The next therapist I went to I ended up keeping for over a year. In our first session, I asked her if she was married and if she had kids. She said she had no problem answering my questions, but first wanted to know why I was asking. In response, I told her about my experience with the previous therapist lady and how I felt she had essentially taken sides with my mom. What I realized later during the course of my training was that, by asking her the marriage/kid question, I actually asked my therapist can you understand me? Can you please walk with me, see things from my point of view? Can you help me?
Being young, looking even younger than my age, and being in training, I get these questions a lot. But, I’d probably get these questions no matter how old or young I look, no matter what color my skin, if I had kids or no kids. One of my professors told my class that before she had kids, when she was asked the kid question, she’d answer: “No, I don’t have kids. But if I did have kids, my kids wouldn’t be your kids, and my job is to understand and help your kids.” I use this response a lot, and I find that it works rather well with clients – just replace the word kids with almost anything – a husband, a drug addiction, an abusive past, an alligator fetish, you name it.
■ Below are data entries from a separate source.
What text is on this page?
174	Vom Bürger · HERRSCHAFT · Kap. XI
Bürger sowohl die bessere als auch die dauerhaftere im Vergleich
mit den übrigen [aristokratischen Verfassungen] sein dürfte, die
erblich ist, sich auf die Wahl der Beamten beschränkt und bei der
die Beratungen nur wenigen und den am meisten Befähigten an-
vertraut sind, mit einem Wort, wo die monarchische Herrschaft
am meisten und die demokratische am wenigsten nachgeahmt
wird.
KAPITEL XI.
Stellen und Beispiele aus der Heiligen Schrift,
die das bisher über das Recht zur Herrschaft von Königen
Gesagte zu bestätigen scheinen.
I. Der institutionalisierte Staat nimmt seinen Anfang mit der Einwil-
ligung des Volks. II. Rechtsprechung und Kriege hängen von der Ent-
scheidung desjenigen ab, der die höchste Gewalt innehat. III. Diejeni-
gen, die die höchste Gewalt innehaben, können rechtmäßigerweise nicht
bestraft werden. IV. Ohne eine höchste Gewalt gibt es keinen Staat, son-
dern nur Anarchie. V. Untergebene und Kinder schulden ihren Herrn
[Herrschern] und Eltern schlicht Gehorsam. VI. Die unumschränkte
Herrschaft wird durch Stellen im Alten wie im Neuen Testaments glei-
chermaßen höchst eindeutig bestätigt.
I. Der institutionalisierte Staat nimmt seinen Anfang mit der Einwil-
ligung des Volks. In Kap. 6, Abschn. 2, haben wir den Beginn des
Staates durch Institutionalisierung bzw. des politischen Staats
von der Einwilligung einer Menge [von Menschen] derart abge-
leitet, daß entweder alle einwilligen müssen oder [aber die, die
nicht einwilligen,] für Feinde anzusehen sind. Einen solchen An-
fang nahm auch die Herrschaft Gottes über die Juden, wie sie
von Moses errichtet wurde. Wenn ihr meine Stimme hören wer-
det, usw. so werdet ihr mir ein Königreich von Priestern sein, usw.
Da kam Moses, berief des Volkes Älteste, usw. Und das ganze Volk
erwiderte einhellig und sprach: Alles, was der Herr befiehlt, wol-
Everyone just wants to know that they will be heard and understood, and I totally get that since I was there once, too.
To respond to some things in that opinion piece I linked to above – I resent the implication that therapists are just trying to “reel you in.” I imagine that therapists who are in the profession for the wrong reasons are the ones who think that way. A genuine, ethical, dedicated therapist will be focused on building a trusting relationship; I would hardly call that reeling in.
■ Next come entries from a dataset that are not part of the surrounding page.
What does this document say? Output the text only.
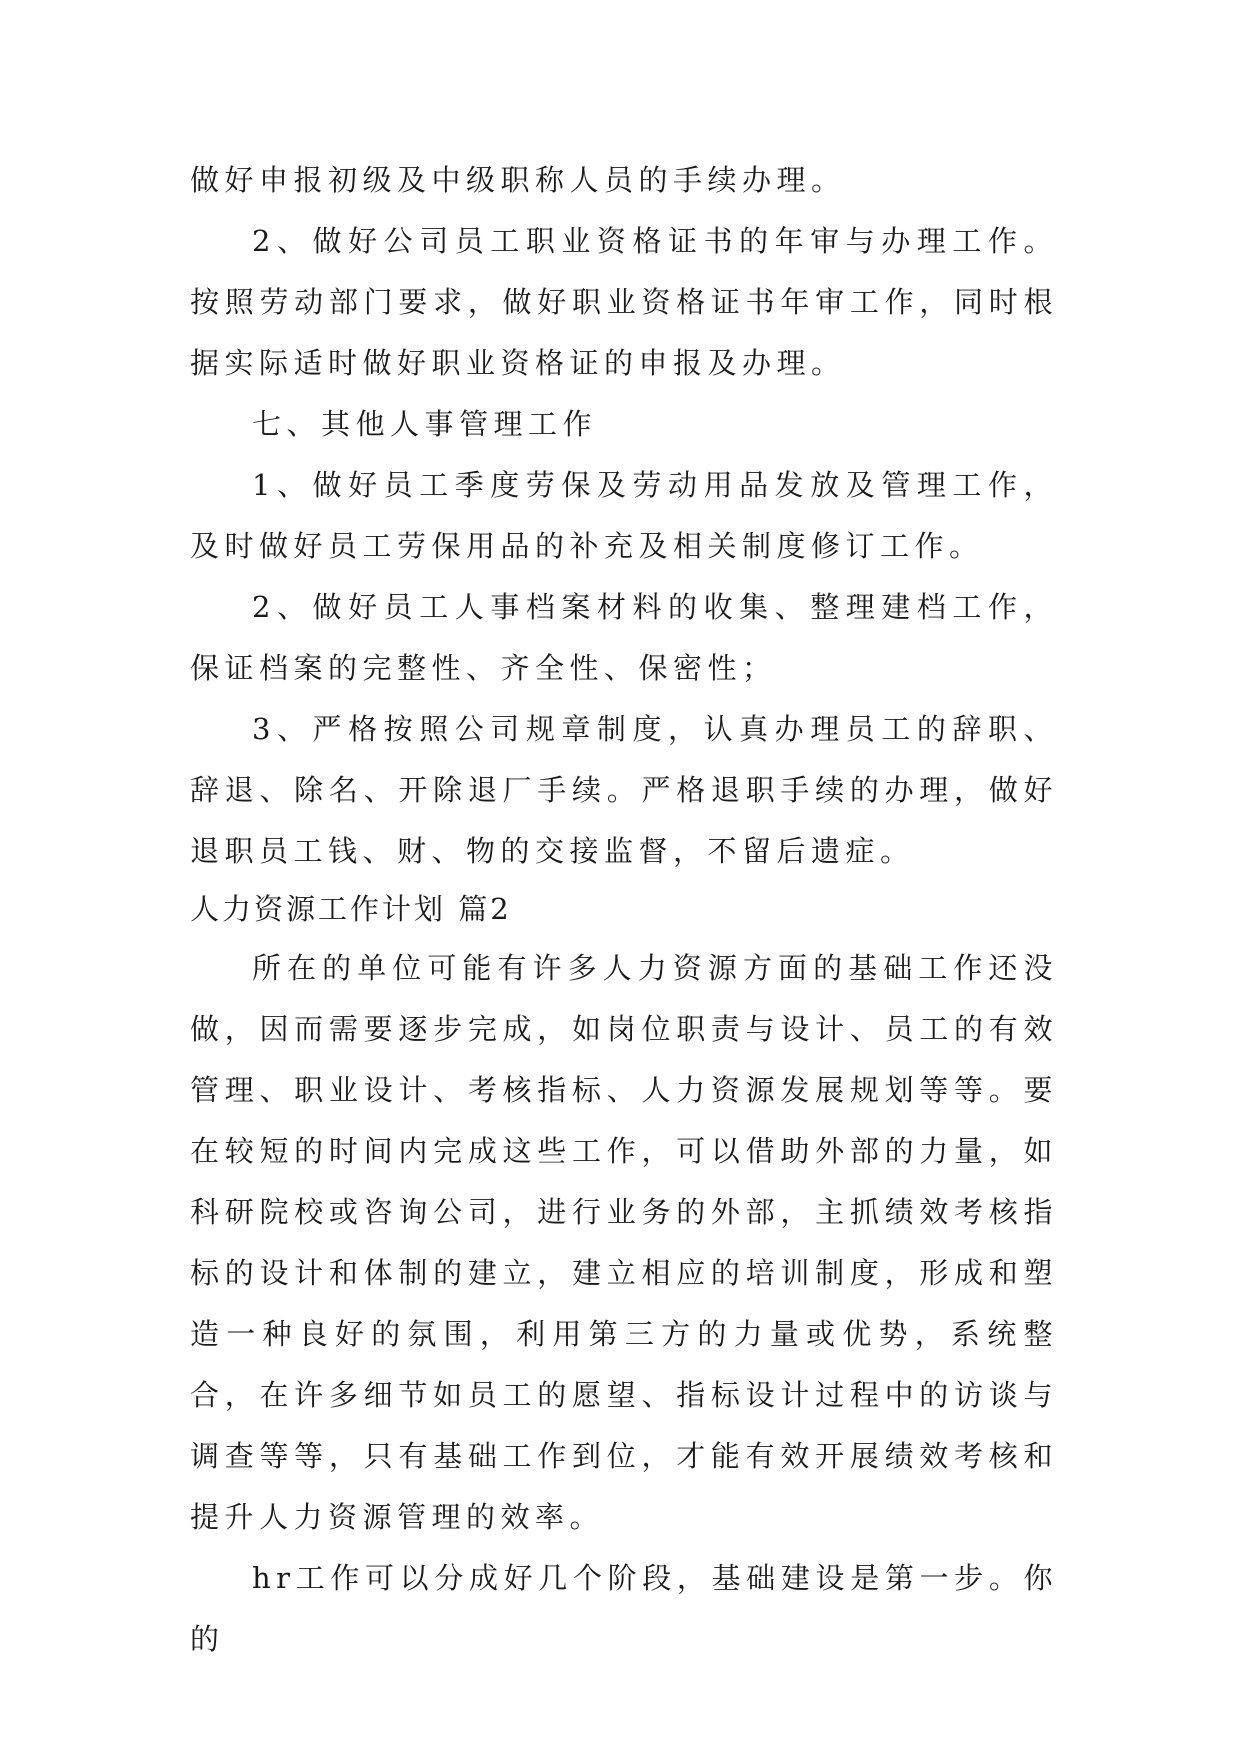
做好申报初级及中级职称人员的手续办理。

2、做好公司员工职业资格证书的年审与办理工作。按照劳动部门要求，做好职业资格证书年审工作，同时根据实际适时做好职业资格证的申报及办理。

七、其他人事管理工作

1、做好员工季度劳保及劳动用品发放及管理工作，及时做好员工劳保用品的补充及相关制度修订工作。

2、做好员工人事档案材料的收集、整理建档工作，保证档案的完整性、齐全性、保密性；

3、严格按照公司规章制度，认真办理员工的辞职、辞退、除名、开除退厂手续。严格退职手续的办理，做好退职员工钱、财、物的交接监督，不留后遗症。

人力资源工作计划 篇2

所在的单位可能有许多人力资源方面的基础工作还没做，因而需要逐步完成，如岗位职责与设计、员工的有效管理、职业设计、考核指标、人力资源发展规划等等。要在较短的时间内完成这些工作，可以借助外部的力量，如科研院校或咨询公司，进行业务的外部，主抓绩效考核指标的设计和体制的建立，建立相应的培训制度，形成和塑造一种良好的氛围，利用第三方的力量或优势，系统整合，在许多细节如员工的愿望、指标设计过程中的访谈与调查等等，只有基础工作到位，才能有效开展绩效考核和提升人力资源管理的效率。

hr工作可以分成好几个阶段，基础建设是第一步。你的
If you leave your therapy session more upset than when you come in, that’s a pretty good sign that your doctor is a douche.
It can be a sign, but not always. Therapy gets hard before it gets easy (although, I’m not sure if it ever gets easy…maybe just easier), and often times, therapy actually begins when the client feels safe enough to get upset and let tough feelings out. As a client, I’ve often felt shitty and depressed for days after a hard session, and for me this indicated that my therapist and I were doing a really tough piece of work.
Perhaps the author’s use of the word “upset” is too vague here. If the client feels offended, personally attacked or ignored, etc., then I can see that as a possible indication that the therapist is a crappy one.
I liked and agreed with the author’s closing message – that ultimately, the client is the one employing the therapist (same way with a hairdresser), and that if the professional services aren’t working for any reason, the client has the right and should feel empowered enough to end that relationship in order to find and establish one that will help. And you know what? A good therapist will understand this 100%.